Getting to the core of polygenic traits
Thousands of genetic variants influence heritability of complex traits and common diseases. Associate member Alkes Price of the Program in Medical and Population Genetics, Luke O’Connor, and others hypothesized that those variants don’t contribute equally, but that few loci influence the trait much more than the rest. Reporting in the American Journal of Human Genetics, they developed a method to describe how evenly a trait’s heritability is spread across the genome and used it to analyze 33 common traits. Their results suggest that for most complex traits, a limited number of genes have critical effects when mutated, and the work offers insight to prioritize GWAS loci for follow-up studies.

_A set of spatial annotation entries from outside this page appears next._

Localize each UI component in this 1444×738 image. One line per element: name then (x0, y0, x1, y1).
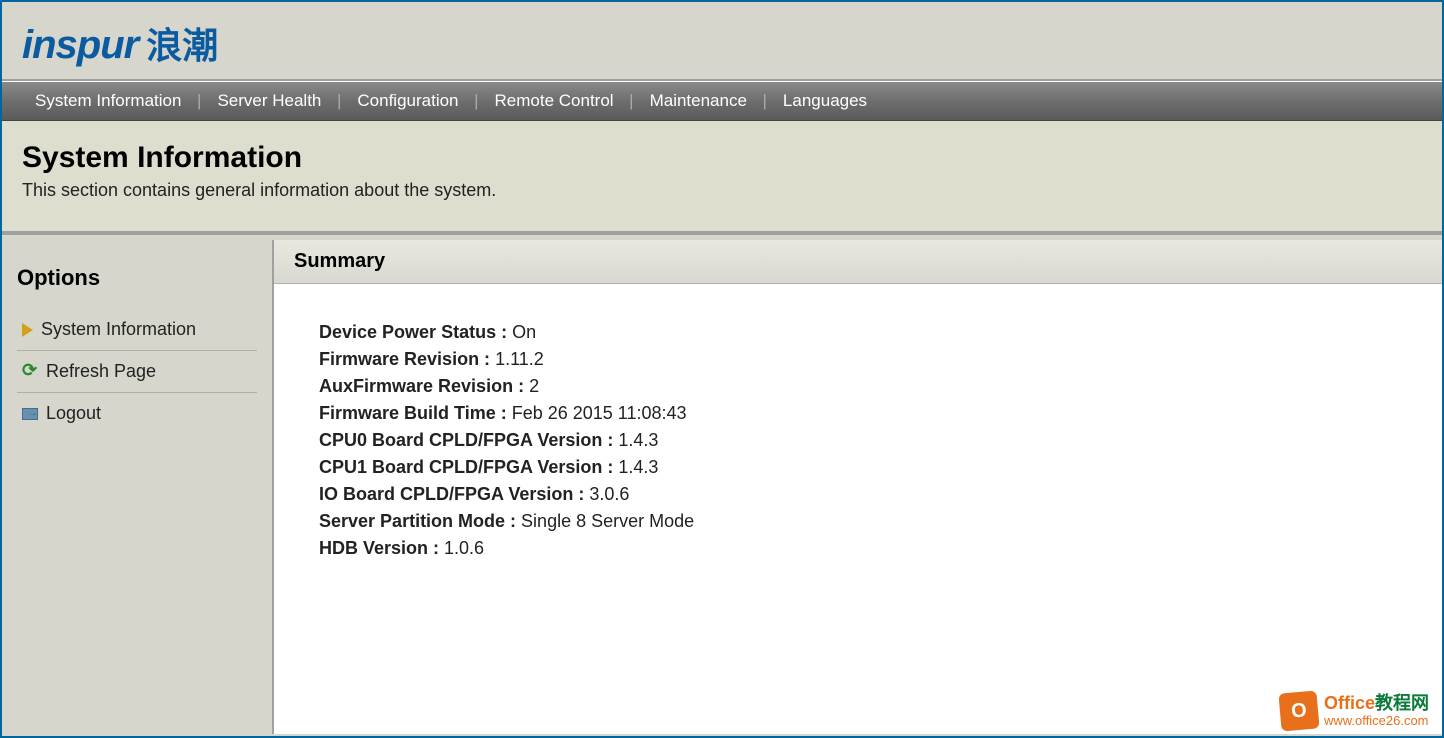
watermark-url: www.office26.com (1324, 714, 1429, 728)
refresh-icon (22, 364, 38, 380)
content-area: Options System Information Refresh Page … (2, 235, 1442, 734)
sidebar-item-label: Logout (46, 403, 101, 424)
sidebar-item-label: Refresh Page (46, 361, 156, 382)
sidebar-item-refresh-page[interactable]: Refresh Page (17, 351, 257, 393)
app-frame: inspur 浪潮 System Information Server Heal… (0, 0, 1444, 738)
row-cpu1-board-version: CPU1 Board CPLD/FPGA Version : 1.4.3 (319, 454, 1397, 481)
watermark-office: Office (1324, 693, 1375, 713)
info-label: CPU0 Board CPLD/FPGA Version : (319, 430, 613, 450)
row-firmware-build-time: Firmware Build Time : Feb 26 2015 11:08:… (319, 400, 1397, 427)
panel-body: Device Power Status : On Firmware Revisi… (274, 284, 1442, 597)
logout-icon (22, 406, 38, 422)
sidebar: Options System Information Refresh Page … (2, 235, 272, 734)
watermark-cn: 教程网 (1375, 693, 1429, 713)
info-value: 2 (524, 376, 539, 396)
page-subtitle: This section contains general informatio… (22, 180, 1422, 201)
info-value: On (507, 322, 536, 342)
sidebar-title: Options (17, 265, 257, 291)
watermark-text: Office教程网 www.office26.com (1324, 694, 1429, 728)
info-value: 1.11.2 (490, 349, 544, 369)
logo: inspur 浪潮 (22, 17, 218, 69)
info-value: 1.0.6 (439, 538, 484, 558)
watermark-line1: Office教程网 (1324, 694, 1429, 714)
info-label: Device Power Status : (319, 322, 507, 342)
info-label: Server Partition Mode : (319, 511, 516, 531)
info-value: 1.4.3 (613, 430, 658, 450)
panel-title: Summary (274, 240, 1442, 284)
info-value: Single 8 Server Mode (516, 511, 694, 531)
watermark: O Office教程网 www.office26.com (1280, 692, 1429, 730)
sidebar-item-logout[interactable]: Logout (17, 393, 257, 434)
row-hdb-version: HDB Version : 1.0.6 (319, 535, 1397, 562)
info-value: 3.0.6 (584, 484, 629, 504)
nav-server-health[interactable]: Server Health (199, 91, 339, 111)
logo-text: inspur (22, 23, 138, 68)
row-device-power-status: Device Power Status : On (319, 319, 1397, 346)
info-label: Firmware Build Time : (319, 403, 507, 423)
info-label: Firmware Revision : (319, 349, 490, 369)
info-value: Feb 26 2015 11:08:43 (507, 403, 687, 423)
main-panel: Summary Device Power Status : On Firmwar… (272, 240, 1442, 734)
logo-cn: 浪潮 (146, 17, 218, 69)
row-io-board-version: IO Board CPLD/FPGA Version : 3.0.6 (319, 481, 1397, 508)
sidebar-item-label: System Information (41, 319, 196, 340)
watermark-icon: O (1278, 690, 1319, 731)
nav-bar: System Information Server Health Configu… (2, 81, 1442, 121)
info-label: HDB Version : (319, 538, 439, 558)
row-cpu0-board-version: CPU0 Board CPLD/FPGA Version : 1.4.3 (319, 427, 1397, 454)
nav-system-information[interactable]: System Information (17, 91, 199, 111)
triangle-icon (22, 323, 33, 337)
header-bar: inspur 浪潮 (2, 2, 1442, 81)
row-firmware-revision: Firmware Revision : 1.11.2 (319, 346, 1397, 373)
info-label: CPU1 Board CPLD/FPGA Version : (319, 457, 613, 477)
page-header: System Information This section contains… (2, 121, 1442, 235)
nav-maintenance[interactable]: Maintenance (632, 91, 765, 111)
row-server-partition-mode: Server Partition Mode : Single 8 Server … (319, 508, 1397, 535)
nav-remote-control[interactable]: Remote Control (477, 91, 632, 111)
info-label: AuxFirmware Revision : (319, 376, 524, 396)
sidebar-item-system-information[interactable]: System Information (17, 309, 257, 351)
info-label: IO Board CPLD/FPGA Version : (319, 484, 584, 504)
page-title: System Information (22, 141, 1422, 175)
row-auxfirmware-revision: AuxFirmware Revision : 2 (319, 373, 1397, 400)
info-value: 1.4.3 (613, 457, 658, 477)
nav-languages[interactable]: Languages (765, 91, 885, 111)
nav-configuration[interactable]: Configuration (339, 91, 476, 111)
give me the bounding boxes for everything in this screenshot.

Mono microbe modifies mitochondrial metabolism
Epstein-Barr virus (EBV), which causes infectious mononucleosis, is also causally associated with some B cell lymphomas. A team led by associate member Ben Gewurz of the Genetic Perturbation Platform, Michael Weekes (University of Cambridge), Liang Wei Wang (HMS/BWH), Luis Nobre (Cambridge) and Ina Ersing (BWH), in collaboration with postdoctoral scholar Hongying Shen and institute member Vamsi Mootha of the Broad Metabolism Program, studied how EBV remodels the metabolism of B cells to drive cancer. They found that EBV infection hijacks the B cell mitochondria and the one-carbon (1C) folate metabolism pathway to support cancer cell growth. Appearing in Cell Metabolism, the work suggests that targeting the 1C pathway could help treat B lymphomas.